Desa Balang Butung memiliki sejarah yang panjang, berakar kuat dalam kehidupan agraris masyarakatnya. Nama "Katumbiri", yang berarti pelangi dalam bahasa Sunda, melambangkan harapan serta keberagaman yang ada di tengah penduduknya. Konon, desa ini sudah ada sejak zaman kerajaan di tanah Sunda, ketika leluhur membuka lahan untuk bercocok tanam dan menetap di daerah yang subur ini.
Menurut cerita turun-temurun, Desa Balang Butung dulunya adalah kawasan hutan lebat yang kemudian dibuka oleh sekelompok leluhur dari berbagai daerah. Mereka memilih untuk tinggal di sini karena tanahnya yang subur dan aliran sungai yang mendukung pertanian serta peternakan. Dengan semangat gotong royong, masyarakat mulai membangun pemukiman, mengolah lahan pertanian, dan menjaga keseimbangan alam.

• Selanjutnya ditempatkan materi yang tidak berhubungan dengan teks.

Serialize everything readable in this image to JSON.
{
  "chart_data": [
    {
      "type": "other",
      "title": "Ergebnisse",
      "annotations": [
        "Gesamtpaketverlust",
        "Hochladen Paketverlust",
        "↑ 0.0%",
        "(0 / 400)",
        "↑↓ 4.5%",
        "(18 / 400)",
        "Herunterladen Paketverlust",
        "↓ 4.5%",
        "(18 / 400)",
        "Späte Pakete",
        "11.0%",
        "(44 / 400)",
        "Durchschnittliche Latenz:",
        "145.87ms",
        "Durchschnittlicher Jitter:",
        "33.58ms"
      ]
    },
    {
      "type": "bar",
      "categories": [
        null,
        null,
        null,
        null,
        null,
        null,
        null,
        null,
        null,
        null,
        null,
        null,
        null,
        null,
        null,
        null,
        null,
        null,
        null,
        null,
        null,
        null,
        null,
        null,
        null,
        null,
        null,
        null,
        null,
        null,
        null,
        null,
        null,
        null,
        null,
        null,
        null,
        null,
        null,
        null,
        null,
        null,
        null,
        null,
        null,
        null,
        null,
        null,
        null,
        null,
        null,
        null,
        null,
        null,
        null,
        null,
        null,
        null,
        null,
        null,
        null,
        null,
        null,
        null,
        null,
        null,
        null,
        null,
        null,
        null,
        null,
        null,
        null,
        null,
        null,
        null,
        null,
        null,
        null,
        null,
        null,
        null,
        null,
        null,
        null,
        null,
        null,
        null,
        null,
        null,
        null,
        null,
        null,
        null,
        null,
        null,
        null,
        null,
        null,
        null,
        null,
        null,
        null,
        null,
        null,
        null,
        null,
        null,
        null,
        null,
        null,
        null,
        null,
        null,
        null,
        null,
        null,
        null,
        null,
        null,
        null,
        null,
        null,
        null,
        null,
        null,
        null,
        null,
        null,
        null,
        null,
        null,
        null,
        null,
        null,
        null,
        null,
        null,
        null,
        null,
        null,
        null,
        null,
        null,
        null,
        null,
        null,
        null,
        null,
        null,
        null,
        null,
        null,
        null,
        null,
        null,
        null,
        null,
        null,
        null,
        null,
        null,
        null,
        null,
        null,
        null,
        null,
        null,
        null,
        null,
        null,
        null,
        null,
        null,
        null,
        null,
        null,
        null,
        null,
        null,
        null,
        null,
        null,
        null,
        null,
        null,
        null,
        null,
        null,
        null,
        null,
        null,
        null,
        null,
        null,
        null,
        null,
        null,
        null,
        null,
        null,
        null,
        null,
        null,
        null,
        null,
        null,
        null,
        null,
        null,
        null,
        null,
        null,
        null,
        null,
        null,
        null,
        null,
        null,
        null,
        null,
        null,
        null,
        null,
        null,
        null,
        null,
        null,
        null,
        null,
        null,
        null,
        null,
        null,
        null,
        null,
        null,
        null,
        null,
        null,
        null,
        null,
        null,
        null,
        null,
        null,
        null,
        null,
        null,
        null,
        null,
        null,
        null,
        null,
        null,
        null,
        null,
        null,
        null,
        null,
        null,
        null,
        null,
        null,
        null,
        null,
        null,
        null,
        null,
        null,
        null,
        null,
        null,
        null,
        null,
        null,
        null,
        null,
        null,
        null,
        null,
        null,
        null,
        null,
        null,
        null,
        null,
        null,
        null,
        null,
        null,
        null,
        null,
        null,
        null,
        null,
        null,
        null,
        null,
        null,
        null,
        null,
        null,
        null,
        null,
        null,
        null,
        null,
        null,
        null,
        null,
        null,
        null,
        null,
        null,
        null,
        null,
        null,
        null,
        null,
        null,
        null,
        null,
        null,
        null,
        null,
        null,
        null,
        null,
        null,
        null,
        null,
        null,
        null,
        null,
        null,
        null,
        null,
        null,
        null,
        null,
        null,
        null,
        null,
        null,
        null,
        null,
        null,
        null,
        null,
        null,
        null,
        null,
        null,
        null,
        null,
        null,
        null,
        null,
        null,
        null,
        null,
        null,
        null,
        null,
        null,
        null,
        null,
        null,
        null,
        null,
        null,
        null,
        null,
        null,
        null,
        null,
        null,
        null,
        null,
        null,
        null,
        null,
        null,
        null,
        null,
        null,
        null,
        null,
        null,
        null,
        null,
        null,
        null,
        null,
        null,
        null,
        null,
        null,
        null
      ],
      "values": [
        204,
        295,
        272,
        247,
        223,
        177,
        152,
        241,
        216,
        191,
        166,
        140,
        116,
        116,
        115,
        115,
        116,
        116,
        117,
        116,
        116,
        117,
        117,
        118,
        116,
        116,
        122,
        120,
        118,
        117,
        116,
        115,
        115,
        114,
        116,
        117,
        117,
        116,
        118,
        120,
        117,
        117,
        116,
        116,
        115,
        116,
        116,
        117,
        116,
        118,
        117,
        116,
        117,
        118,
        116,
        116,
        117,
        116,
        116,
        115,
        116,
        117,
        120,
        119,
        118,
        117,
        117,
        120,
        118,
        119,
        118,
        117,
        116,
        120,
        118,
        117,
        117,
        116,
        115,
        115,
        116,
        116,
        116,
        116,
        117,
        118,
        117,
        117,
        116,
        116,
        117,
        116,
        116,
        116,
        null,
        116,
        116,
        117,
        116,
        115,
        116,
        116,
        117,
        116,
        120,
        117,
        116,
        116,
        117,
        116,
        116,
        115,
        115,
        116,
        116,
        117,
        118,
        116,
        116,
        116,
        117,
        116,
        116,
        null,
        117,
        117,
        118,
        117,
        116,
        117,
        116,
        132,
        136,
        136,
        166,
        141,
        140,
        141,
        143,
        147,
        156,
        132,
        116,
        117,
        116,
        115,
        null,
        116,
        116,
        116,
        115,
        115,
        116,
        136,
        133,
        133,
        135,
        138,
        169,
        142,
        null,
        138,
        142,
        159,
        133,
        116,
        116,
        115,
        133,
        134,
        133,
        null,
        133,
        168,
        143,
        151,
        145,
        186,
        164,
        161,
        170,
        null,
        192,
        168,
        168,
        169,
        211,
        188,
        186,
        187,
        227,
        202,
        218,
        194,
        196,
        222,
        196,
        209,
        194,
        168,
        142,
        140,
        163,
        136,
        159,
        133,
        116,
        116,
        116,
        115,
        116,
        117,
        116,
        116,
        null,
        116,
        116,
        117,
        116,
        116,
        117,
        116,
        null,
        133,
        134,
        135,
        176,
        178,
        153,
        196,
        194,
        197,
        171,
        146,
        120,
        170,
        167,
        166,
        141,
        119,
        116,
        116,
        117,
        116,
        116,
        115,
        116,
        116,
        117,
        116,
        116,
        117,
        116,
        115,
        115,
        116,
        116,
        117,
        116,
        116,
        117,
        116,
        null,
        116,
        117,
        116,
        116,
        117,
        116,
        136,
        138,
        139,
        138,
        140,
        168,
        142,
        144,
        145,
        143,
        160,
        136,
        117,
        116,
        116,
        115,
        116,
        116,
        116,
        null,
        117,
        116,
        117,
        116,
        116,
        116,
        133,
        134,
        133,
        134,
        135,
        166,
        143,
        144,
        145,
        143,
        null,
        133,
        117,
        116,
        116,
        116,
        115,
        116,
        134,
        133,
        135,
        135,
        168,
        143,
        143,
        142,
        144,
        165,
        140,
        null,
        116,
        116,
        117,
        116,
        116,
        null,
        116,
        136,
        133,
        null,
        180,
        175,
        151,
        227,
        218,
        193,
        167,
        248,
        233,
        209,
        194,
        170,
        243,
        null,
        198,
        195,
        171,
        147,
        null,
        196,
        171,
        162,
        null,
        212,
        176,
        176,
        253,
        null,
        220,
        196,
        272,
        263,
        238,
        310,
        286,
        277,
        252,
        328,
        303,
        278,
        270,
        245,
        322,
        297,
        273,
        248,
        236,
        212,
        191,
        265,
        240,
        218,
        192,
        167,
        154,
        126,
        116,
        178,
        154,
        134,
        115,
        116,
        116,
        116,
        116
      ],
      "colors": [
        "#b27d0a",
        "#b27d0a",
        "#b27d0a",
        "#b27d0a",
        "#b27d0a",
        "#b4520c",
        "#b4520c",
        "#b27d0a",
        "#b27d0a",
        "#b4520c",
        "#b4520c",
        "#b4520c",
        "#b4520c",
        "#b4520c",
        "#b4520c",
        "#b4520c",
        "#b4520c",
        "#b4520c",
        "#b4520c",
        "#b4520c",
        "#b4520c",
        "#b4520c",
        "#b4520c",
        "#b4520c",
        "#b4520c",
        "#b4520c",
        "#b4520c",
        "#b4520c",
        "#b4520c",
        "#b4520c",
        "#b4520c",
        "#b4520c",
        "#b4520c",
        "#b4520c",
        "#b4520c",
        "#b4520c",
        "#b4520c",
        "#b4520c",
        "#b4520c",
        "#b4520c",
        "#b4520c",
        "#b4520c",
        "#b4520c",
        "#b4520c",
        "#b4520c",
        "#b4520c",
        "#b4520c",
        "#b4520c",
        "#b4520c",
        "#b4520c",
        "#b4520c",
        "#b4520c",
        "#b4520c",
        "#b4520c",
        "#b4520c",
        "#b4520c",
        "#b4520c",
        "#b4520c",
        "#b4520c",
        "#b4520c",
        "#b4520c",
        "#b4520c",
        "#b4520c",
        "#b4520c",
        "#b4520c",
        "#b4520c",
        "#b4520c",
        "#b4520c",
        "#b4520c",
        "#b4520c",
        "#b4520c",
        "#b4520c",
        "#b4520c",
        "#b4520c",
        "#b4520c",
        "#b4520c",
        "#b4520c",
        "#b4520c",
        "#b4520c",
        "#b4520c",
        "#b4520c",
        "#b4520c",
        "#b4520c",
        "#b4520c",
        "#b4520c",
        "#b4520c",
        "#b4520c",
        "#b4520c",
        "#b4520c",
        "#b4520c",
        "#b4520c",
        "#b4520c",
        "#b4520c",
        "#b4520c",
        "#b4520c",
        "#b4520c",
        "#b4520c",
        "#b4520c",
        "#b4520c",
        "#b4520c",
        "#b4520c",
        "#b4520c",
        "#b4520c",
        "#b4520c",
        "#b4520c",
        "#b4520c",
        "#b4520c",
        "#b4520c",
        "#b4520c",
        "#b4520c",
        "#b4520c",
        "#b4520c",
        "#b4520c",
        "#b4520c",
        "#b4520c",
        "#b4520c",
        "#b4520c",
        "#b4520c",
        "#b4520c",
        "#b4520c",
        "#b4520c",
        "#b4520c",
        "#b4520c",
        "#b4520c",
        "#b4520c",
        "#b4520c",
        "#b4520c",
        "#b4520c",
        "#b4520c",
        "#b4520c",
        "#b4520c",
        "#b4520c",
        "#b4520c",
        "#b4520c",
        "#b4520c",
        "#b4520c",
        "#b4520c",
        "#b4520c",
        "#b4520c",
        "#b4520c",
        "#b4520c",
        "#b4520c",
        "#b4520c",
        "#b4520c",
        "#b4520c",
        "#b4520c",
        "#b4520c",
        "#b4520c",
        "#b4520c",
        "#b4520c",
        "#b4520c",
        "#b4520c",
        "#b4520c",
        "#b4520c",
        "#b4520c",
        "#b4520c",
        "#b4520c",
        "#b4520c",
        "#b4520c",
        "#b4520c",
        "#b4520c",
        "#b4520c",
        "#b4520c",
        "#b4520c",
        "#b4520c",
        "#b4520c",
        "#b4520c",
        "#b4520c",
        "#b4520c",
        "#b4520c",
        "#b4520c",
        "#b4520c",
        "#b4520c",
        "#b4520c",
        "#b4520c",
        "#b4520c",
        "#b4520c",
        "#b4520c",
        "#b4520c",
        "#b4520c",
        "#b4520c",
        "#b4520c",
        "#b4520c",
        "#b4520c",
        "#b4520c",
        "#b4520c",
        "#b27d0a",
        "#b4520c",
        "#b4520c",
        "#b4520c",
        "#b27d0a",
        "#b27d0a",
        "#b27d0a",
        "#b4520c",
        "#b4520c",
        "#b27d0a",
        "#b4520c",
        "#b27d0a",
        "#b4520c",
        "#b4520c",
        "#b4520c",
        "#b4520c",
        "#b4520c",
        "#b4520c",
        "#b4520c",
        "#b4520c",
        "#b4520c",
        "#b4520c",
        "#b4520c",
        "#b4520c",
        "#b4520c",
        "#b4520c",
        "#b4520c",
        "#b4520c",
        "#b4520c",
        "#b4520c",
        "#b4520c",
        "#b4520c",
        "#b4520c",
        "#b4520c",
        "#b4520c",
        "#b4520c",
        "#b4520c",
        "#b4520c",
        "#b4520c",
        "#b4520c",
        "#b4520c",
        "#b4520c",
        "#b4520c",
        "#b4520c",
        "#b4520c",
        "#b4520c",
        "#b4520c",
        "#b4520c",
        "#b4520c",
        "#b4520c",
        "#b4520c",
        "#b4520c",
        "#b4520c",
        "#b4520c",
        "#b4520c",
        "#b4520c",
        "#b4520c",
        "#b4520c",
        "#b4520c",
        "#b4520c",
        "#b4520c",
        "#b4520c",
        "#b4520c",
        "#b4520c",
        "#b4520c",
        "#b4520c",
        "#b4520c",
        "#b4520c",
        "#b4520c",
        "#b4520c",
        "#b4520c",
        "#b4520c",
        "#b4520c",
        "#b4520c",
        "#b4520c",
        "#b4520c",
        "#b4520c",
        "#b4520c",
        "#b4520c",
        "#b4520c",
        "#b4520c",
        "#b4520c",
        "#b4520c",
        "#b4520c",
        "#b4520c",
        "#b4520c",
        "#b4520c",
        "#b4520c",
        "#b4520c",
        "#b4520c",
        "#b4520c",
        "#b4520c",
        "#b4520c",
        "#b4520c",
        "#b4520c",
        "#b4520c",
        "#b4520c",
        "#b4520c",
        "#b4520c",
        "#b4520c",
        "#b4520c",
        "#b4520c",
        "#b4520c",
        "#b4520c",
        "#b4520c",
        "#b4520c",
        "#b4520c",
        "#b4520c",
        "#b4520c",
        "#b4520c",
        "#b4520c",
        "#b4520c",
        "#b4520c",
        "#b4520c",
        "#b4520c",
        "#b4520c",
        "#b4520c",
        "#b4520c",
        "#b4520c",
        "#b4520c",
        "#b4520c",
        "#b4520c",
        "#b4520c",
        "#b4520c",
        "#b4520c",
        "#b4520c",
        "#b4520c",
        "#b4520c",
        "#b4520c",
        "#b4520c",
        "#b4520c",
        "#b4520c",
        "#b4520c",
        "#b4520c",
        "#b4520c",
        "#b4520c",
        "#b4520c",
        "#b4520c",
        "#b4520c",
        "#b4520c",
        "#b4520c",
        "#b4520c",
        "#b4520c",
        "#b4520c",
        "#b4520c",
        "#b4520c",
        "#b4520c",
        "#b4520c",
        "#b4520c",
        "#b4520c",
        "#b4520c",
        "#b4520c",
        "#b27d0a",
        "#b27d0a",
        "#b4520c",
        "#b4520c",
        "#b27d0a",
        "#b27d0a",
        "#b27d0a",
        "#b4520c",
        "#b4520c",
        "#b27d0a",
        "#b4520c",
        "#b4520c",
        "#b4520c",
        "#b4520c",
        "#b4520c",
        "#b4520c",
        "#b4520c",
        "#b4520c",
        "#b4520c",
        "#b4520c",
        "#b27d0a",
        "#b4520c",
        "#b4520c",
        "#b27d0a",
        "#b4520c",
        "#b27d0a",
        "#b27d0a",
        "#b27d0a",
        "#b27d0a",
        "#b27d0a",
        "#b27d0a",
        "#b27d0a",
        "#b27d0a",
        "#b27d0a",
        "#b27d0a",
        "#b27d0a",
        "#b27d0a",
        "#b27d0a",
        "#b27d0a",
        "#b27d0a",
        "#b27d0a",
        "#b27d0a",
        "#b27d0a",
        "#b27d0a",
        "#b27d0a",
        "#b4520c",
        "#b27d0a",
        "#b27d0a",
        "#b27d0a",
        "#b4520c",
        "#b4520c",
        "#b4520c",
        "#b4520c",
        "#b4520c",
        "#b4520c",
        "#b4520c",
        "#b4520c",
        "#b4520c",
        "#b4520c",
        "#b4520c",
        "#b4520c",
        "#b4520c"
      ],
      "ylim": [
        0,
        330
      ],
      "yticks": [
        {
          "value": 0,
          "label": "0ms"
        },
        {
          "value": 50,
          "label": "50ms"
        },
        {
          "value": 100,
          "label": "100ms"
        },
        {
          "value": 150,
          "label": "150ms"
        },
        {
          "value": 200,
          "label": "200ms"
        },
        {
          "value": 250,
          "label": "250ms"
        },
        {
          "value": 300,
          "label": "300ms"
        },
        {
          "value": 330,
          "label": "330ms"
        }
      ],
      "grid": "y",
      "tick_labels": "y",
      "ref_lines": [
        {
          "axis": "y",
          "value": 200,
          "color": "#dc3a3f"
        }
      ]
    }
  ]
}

Seiring waktu, Desa Balang Butung berkembang menjadi pusat pertanian yang menghasilkan berbagai komoditas seperti padi, sayuran, dan rempah-rempah. Pada masa kolonial Belanda, desa ini sempat menjadi jalur perdagangan hasil bumi, dengan pedagang lokal yang rutin menjual hasil panen mereka ke kota-kota terdekat. Perubahan besar terjadi setelah Indonesia merdeka, ketika desa ini mulai mendapatkan perhatian dalam hal pembangunan infrastruktur dan pendidikan, menjadikannya desa yang semakin maju dan mandiri.
Hingga kini, Desa Balang Butung tetap mempertahankan nilai-nilai budaya dan kearifan lokal. Tradisi adat, kesenian daerah, dan semangat gotong royong tetap menjadi bagian penting dalam kehidupan masyarakat. Meskipun desa ini mengalami perkembangan teknologi dan modernisasi, nilai-nilai leluhur tetap dijaga, menjadikannya salah satu desa yang berhasil mengharmoniskan kemajuan dan kelestarian budaya.